A/Prof Sarah Foster leads a program of applied, policy-relevant research designed to influence policy and practice to create healthier built environments.
Sarah’s research focuses on the policy and practice of designing healthy equitable higher-density communities. This includes the ‘The High Life Study’ which examines the interplay between apartment design policy standards, the design of contemporary apartment buildings, and residents’ health and wellbeing. The High Life data platform combines policy-specific apartment/building design metrics with a survey of residents and neighbourhood liveability measures, and underpins several PhD and research projects.
Sarah is lead investigator on an ARC Discovery Project (DP210103736) that investigates that parks apartment residents use (and why) to create evidence-based public open space standards, and a Future Fellowship (FT210100899) that is tailored to inform the content and detail of apartment design policies and the planning of apartment precincts. She is also an investigator on projects that evaluate community responses to infill developments (LP190100558) and explore community preferences for public open space (AURIN High Impact project).
Sarah is based with the Healthy Liveable Cities Lab at the Centre for Urban Research. Before moving to RMIT to take up a Vice-Chancellor’s Research Fellowship (2017-2021), she held a series of research-intensive appointments at the Centre for the Built Environment and Health at The University of Western Australia.

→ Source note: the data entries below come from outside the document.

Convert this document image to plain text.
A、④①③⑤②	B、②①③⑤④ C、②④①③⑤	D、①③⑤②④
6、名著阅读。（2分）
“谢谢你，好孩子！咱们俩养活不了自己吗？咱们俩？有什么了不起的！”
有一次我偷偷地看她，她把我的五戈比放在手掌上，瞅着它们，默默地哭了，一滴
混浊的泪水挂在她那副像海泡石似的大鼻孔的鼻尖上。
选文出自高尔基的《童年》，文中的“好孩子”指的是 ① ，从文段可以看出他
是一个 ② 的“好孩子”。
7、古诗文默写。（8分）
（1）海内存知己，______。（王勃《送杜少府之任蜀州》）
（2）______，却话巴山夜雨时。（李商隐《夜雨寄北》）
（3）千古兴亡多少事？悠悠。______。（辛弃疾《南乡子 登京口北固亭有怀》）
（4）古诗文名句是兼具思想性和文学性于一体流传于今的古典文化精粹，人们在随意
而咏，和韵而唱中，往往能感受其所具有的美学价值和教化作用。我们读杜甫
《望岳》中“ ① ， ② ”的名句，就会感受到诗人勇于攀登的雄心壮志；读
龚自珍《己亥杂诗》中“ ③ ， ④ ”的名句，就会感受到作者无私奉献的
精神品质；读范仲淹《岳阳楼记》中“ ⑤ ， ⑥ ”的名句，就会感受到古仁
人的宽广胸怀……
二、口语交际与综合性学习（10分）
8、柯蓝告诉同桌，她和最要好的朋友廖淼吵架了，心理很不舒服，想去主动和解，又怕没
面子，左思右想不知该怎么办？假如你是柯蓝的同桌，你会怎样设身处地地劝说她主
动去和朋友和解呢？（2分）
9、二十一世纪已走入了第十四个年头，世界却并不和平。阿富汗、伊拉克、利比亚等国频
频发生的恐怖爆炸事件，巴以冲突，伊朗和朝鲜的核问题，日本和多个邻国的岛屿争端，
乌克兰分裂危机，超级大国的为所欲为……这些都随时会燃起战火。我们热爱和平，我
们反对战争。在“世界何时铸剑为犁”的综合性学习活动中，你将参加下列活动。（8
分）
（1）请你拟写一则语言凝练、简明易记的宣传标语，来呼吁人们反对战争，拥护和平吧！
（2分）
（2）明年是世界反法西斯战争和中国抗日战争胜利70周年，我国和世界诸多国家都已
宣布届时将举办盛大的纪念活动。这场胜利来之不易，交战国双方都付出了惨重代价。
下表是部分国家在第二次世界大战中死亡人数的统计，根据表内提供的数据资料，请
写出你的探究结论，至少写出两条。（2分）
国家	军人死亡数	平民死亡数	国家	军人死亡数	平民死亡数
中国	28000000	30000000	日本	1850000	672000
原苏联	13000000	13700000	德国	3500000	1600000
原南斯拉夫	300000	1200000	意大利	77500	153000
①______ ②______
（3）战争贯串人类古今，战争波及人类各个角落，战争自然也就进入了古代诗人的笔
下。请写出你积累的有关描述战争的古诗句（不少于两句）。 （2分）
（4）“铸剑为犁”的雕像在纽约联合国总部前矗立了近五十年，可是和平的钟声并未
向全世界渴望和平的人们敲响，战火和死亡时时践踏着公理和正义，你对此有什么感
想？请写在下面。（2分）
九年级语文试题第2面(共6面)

This included a Healthway Health Promotion Research Fellowship (2012-2014) and an ARC Discovery Early Career Researcher Award (2016-2018). She is a member of the West Australian State Design Review Panel as a specialist in public health, and Senior Assistant Editor with Environment and Behaviour. Sarah has Bachelor of Geography (2005), and a PhD in Population Health from The University of Western Australia (2010).